Given a policy \(\pi\), a new policy \(\pi^{\prime}\) is said to be better than or equal to \(\pi\) if and only if \(V_{\pi^{\prime}}(s) \geq V_{\pi}(s)\) for all \(s \in S\). The policy improvement theorem states that if \(\pi^{\prime}\) is better than or equal to \(\pi\), then the policy \(\pi^{\prime}\) is an improvement over \(\pi\).

The policy improvement process is defined as:

\[\begin{aligned} \pi^{\prime}(s) &= \arg\max_{a} q_{\pi}(s, a) \\ &= \arg\max_{a} \sum_{s', r} p(s', r | s, a) [r + \gamma V_{\pi}(s')] \end{aligned}\]

The improvement is based on the action-value function \(q_{\pi}(s, a)\),

\[\begin{aligned} V_{\pi}(s)&\leq q_{\pi}(s, \pi^{\prime}(s)) \\ &= \mathbb{E}[R_{t+1} + \gamma V_{\pi}(S_{t+1}) | S_t = s, A_t = \pi^{\prime}(s)] \\ &= \mathbb{E}_{\pi^{\prime}}[R_{t+1} + \gamma V_{\pi}(S_{t+1}) | S_t = s] \\ &\leq \mathbb{E}_{\pi^{\prime}}[R_{t+1} + \gamma q_{\pi}(S_{t+1}, \pi^{\prime}(S_{t+1})) | S_t = s] \\ &= \mathbb{E}_{\pi^{\prime}}[R_{t+1} + \gamma \mathbb{E}_{\pi^{\prime}}[R_{t+2} + \gamma V_{\pi}(S_{t+2}) | S_{t+1} = s'] | S_t = s] \\ &= \mathbb{E}_{\pi^{\prime}}[R_{t+1} + \gamma R_{t+2} + \gamma^2 V_{\pi}(S_{t+2}) | S_t = s] \\ &\leq \cdots\\ &\vdots\\ &\leq \mathbb{E}_{\pi^{\prime}}[R_{t+1} + \gamma R_{t+2} + \gamma^2 R_{t+3} + \cdots | S_t = s] \\ &= V_{\pi^{\prime}}(s) \end{aligned}\]

Policy Iteration

Policy iteration is the process of alternating between policy evaluation and policy improvement. The process continues until the policy converges to an optimal policy. The policy iteration process is defined as:

  1. Initialize the policy \(\pi\)
  2. Repeat
    1. Policy Evaluation: until value function converges
    2. Policy Improvement: until policy converges

Policy iteration updates policy each time the value function converges, while value iteration updates the policy only once after the value function converges.

Value Iteration

In Policy Iteration, at each step, policy evaluation is run until convergence, then the policy is updated and the process repeats.
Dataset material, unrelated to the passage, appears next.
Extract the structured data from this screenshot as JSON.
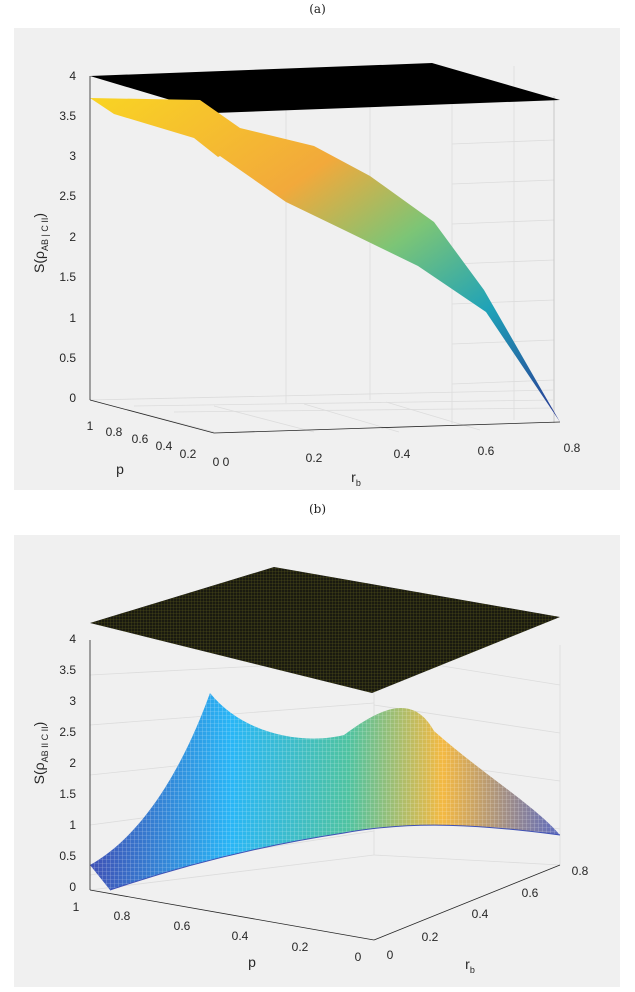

In contrast, Value Iteration only does a single iteration of policy evaluation at each step. Then, for each state, it takes the maximum action value to be the estimated state value. The value iteration process is defined as:

  1. Initialize the value function \(V(s)\)
  2. Repeat
    1. Update the action-value function \(q_{\pi}(s, a)\)
    2. Update the value function \(V(s)\) using the optimal action-value function \(q^{\ast}_{\pi}(s, a)\)
\[\begin{aligned} q_{\pi}(s, a) &\leftarrow \sum_{s', r} p(s', r | s, a) [r + \gamma V(s')] \\ V(s) &\leftarrow \max_{a} q_{\pi}(s, a) \\ \end{aligned}\]
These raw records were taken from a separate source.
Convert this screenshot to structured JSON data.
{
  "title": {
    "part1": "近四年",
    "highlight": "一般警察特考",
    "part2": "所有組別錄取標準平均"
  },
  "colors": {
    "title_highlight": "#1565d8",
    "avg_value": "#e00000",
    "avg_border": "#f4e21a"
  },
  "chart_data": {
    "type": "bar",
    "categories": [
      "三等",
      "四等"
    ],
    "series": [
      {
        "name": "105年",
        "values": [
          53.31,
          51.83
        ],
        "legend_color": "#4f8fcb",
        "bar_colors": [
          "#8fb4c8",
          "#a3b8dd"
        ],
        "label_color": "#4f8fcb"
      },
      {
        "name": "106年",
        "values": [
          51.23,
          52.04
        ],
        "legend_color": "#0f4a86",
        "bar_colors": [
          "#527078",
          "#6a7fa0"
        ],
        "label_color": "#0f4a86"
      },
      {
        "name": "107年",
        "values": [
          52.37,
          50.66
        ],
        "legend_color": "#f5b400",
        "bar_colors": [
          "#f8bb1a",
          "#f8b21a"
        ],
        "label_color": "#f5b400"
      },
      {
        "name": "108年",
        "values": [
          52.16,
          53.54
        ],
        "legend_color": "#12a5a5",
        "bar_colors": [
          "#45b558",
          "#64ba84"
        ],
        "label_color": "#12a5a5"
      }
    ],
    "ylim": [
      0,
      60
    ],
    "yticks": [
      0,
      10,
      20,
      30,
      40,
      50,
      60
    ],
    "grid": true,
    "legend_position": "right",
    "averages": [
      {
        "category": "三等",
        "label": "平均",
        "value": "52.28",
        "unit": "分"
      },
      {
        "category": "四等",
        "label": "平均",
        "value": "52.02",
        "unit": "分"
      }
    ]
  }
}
The value iteration process continues until the value function converges to a stable state.

\[\pi^{\ast}(s) = \arg\max_{a} q_{\pi}(s, a)\]

The difference between policy iteration and value iteration is that policy iteration updates the policy each time the value function converges, while value iteration updates the policy only once after the value function converges. In other words, value iteration is more greedy than policy iteration.